Pas de doute, c'est lui ! Non pas tout entier, mais par bribes, par instants saisies, par moments savourées. Lucien Jerphagnon (1921-2011) n'était pas un homme d'inédits. Il était inédit. Inclassable comme tous les grands savants qui considèrent la connaissance comme une promenade inachevée, sujette à des conversations infinies et des fous rires plus insondables encore.
Quel autre historien de la philosophie pouvait parler avec autant d'allégresse des anges pêcheurs chez saint Augustin ou donner à un traducteur du latin des conseils du genre "sois fort en degré, mais pas tord-boyaux" ? Avec ce barbouze de l'Antiquité, l'érudition devenait un gai savoir et le passé n'était plus si lointain.

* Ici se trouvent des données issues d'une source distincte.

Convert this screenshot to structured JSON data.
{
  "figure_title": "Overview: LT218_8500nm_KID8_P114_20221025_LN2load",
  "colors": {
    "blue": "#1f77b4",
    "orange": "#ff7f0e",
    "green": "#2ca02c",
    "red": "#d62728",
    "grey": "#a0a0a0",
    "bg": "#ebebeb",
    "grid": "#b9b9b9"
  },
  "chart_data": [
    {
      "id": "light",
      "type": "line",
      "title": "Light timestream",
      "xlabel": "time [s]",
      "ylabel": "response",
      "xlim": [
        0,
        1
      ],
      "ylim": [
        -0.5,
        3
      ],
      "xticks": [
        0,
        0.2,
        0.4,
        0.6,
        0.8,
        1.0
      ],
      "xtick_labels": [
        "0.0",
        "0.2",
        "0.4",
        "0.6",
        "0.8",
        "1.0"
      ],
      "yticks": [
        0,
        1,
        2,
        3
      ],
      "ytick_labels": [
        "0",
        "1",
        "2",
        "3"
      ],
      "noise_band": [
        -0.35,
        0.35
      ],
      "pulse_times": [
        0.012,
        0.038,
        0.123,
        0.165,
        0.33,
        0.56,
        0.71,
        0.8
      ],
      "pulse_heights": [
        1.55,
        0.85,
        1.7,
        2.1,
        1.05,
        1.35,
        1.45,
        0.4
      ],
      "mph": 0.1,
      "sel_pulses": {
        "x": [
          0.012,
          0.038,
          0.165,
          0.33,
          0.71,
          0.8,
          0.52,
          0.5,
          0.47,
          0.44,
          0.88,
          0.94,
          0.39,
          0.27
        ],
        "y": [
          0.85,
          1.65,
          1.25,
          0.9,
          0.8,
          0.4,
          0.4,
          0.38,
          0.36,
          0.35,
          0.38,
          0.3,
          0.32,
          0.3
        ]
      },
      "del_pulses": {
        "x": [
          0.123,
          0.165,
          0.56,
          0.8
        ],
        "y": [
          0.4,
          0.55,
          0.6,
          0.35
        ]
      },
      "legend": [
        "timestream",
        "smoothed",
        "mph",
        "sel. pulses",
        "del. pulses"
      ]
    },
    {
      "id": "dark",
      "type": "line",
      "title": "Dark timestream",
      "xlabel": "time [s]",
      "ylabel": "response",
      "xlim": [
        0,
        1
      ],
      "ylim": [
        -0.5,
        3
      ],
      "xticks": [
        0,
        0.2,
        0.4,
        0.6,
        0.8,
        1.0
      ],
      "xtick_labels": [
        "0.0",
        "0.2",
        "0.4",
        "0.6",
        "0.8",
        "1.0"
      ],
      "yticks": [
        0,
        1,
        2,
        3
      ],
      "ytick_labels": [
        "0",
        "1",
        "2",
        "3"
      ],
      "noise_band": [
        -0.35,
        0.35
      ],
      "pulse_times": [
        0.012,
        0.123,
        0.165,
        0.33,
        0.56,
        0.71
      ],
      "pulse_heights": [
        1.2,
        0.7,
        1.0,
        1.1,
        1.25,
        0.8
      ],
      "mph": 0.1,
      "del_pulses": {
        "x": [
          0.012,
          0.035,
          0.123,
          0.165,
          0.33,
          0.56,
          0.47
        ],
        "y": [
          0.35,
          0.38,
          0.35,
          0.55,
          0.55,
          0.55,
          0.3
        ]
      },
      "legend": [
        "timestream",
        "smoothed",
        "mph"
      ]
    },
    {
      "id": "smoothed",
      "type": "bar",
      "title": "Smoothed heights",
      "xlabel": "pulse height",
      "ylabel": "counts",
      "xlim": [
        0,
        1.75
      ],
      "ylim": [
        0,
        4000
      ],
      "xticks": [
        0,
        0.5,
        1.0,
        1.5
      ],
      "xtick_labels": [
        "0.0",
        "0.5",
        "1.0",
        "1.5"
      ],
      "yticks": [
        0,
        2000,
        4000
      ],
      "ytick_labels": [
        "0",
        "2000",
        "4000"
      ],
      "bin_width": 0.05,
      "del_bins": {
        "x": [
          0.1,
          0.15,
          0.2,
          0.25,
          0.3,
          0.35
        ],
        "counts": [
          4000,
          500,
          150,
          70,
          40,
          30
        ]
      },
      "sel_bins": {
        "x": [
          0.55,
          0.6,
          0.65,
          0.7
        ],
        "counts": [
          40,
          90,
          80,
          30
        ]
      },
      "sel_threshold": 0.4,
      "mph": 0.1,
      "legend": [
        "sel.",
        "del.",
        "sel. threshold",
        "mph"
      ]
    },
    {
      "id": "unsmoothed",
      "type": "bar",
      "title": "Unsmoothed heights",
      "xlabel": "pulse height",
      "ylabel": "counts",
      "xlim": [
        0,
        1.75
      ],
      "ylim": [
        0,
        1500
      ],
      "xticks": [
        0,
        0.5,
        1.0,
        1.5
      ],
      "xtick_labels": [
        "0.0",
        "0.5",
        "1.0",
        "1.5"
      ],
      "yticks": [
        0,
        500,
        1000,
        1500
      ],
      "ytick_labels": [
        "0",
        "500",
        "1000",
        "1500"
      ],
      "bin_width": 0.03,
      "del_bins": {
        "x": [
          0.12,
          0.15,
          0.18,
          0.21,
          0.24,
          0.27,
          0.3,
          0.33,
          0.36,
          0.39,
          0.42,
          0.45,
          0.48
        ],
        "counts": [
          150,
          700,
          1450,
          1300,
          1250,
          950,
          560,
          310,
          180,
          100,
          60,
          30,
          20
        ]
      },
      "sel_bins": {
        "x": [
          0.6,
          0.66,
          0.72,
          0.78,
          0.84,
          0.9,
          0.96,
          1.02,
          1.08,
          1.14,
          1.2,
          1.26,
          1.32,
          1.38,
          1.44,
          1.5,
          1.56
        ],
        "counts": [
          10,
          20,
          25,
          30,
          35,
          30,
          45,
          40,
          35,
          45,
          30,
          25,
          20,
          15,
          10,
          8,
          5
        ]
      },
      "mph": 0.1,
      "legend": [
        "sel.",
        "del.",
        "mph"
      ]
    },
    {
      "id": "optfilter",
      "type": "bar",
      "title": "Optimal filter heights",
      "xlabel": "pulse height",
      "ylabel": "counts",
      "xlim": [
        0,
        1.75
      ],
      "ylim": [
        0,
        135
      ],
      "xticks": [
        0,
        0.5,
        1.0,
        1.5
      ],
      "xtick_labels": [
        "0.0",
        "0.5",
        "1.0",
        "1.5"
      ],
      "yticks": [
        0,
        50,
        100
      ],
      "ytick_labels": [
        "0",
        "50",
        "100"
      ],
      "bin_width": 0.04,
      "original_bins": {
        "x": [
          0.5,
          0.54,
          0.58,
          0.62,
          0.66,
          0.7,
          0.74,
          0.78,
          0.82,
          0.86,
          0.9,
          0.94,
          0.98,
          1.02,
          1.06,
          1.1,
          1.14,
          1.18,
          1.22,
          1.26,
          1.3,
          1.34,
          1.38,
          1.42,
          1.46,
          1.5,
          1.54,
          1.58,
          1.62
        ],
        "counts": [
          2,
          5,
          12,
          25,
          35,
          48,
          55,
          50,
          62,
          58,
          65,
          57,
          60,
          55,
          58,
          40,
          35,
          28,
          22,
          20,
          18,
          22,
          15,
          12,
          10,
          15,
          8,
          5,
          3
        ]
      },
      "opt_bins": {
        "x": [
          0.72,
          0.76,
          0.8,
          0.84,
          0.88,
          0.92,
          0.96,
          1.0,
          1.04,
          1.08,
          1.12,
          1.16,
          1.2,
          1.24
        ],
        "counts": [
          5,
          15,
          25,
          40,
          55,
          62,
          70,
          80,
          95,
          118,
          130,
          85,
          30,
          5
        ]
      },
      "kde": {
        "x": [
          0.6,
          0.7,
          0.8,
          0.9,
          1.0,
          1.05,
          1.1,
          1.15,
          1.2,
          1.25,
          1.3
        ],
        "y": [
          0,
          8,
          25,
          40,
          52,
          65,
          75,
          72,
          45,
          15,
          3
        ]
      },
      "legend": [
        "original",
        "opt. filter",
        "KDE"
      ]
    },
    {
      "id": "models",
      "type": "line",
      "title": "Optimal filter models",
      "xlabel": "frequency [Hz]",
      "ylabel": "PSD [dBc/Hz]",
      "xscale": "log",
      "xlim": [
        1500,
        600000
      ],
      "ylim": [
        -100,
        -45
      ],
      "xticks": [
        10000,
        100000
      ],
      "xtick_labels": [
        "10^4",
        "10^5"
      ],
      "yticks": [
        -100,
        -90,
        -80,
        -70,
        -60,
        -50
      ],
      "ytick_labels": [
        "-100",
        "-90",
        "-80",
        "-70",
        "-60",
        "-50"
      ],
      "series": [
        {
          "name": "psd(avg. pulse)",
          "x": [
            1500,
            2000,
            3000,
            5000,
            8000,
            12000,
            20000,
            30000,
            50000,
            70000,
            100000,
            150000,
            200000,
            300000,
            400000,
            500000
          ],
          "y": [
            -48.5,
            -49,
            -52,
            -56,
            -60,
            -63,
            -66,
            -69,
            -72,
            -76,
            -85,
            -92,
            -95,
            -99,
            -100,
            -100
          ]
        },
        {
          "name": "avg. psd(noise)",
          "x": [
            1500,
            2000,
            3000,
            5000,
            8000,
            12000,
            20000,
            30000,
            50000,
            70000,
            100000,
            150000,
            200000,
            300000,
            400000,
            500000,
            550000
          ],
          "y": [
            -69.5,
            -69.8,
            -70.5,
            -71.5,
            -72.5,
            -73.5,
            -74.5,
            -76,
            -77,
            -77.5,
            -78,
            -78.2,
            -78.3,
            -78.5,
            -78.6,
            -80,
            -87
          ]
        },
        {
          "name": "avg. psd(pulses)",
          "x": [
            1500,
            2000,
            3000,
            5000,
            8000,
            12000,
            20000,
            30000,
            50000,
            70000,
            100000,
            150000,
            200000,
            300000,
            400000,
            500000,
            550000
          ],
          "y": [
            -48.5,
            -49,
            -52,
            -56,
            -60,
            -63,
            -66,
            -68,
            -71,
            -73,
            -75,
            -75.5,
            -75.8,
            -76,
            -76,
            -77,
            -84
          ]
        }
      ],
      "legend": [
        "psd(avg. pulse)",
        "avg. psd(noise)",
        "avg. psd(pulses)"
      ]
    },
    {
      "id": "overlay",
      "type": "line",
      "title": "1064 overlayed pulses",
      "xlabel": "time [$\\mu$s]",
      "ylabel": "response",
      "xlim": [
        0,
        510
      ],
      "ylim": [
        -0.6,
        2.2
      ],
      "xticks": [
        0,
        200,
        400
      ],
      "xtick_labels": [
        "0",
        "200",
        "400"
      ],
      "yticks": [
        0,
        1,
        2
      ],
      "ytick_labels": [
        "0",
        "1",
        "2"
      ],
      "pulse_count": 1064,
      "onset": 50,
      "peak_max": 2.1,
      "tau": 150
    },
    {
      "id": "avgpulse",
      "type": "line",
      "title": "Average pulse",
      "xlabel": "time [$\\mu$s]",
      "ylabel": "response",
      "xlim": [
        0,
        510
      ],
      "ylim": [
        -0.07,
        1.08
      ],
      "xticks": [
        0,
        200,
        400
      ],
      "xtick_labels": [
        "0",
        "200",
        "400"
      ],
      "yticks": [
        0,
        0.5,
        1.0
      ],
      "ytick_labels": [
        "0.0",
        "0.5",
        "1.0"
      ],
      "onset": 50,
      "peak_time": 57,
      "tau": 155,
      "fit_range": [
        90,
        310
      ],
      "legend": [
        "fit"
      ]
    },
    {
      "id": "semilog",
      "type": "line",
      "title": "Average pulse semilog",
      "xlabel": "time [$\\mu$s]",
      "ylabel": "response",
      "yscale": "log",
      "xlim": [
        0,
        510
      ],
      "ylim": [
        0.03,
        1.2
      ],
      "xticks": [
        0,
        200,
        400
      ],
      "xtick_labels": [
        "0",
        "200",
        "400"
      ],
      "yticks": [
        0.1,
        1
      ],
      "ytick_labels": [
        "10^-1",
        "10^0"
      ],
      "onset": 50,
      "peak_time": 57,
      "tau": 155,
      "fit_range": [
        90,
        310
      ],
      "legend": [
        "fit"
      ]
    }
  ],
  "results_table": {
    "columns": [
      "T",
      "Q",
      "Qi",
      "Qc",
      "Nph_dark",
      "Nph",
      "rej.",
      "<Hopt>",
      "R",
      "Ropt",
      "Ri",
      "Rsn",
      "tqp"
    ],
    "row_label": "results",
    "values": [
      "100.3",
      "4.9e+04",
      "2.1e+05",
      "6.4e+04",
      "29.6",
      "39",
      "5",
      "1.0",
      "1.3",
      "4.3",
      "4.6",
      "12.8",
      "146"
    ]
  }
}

On pourrait dire de lui ce qu'il disait de Jankélévitch dont il fut l'élève. "Ce que j'aimais tant chez lui, c'était cette pensée en éruption, telle qu'on en voyait apparaître les thèmes au gré de ces expressions qui n'appartenaient qu'à lui." On imagine bien Michel Onfray confesser la même reconnaissance envers cet insaisissable Jerphagnon qui fut son professeur.
L'homme qui riait avec les dieux nous offre quelques beaux fragments sur les sujets qui ont occupé sa vie, comme la religion. "Pourquoi croyez-vous en Dieu ? J'ai envie de vous répondre : parce que je ne peux pas vraiment faire autrement." Jerphagnon, qui écrivait ses lettres à l'encre violette, ne pratiquait pas pour autant l'onction cardinalice. Bien au contraire.
On retrouve dans cette quinzaine de textes des réflexions sur la démocratie dans l'Empire romain et de subtiles analyses sur le temps de l'histoire et l'éternité des dieux. Et toujours, à la lecture, le sentiment de quelque chose qui pétille, sans jamais être pédant ou hors de portée. "On peut avoir une tête vide derrière un front ravagé par la métaphysique." Il cite encore Jankélévitch pour écarter ces philosophes qui installent des concepts comme des barrières infranchissables.
Voilà pourquoi ces savoureux inédits n'apparaissent pas comme des fonds de tiroir, mais plutôt comme des dessus de bureau, presque prêts à la publication. On devrait distribuer sa belle conférence de réception à l'Académie d'Athènes à tous les députés européens pour qu'ils prennent conscience que nous devons plus à la Grèce qu'elle ne nous doit... Mais, comme le dit si justement le sage Jerphagnon, "les mots vieillissent avec les civilisations". Alors oui, on saisit dans ces proses toute l'agilité de l'historien de la philosophie, l'éditeur de saint Augustin dans la "Pléiade", l'auteur d'une admirable Histoire de la Rome antique (Tallandier, 2011) et d'un recueil de citations sur la sottise (Albin Michel, 2010). "Il me semble entendre ta voix", confie sa femme, Thérèse, dans une émouvante préface. Sa voix, certes, et sa culture espiègle.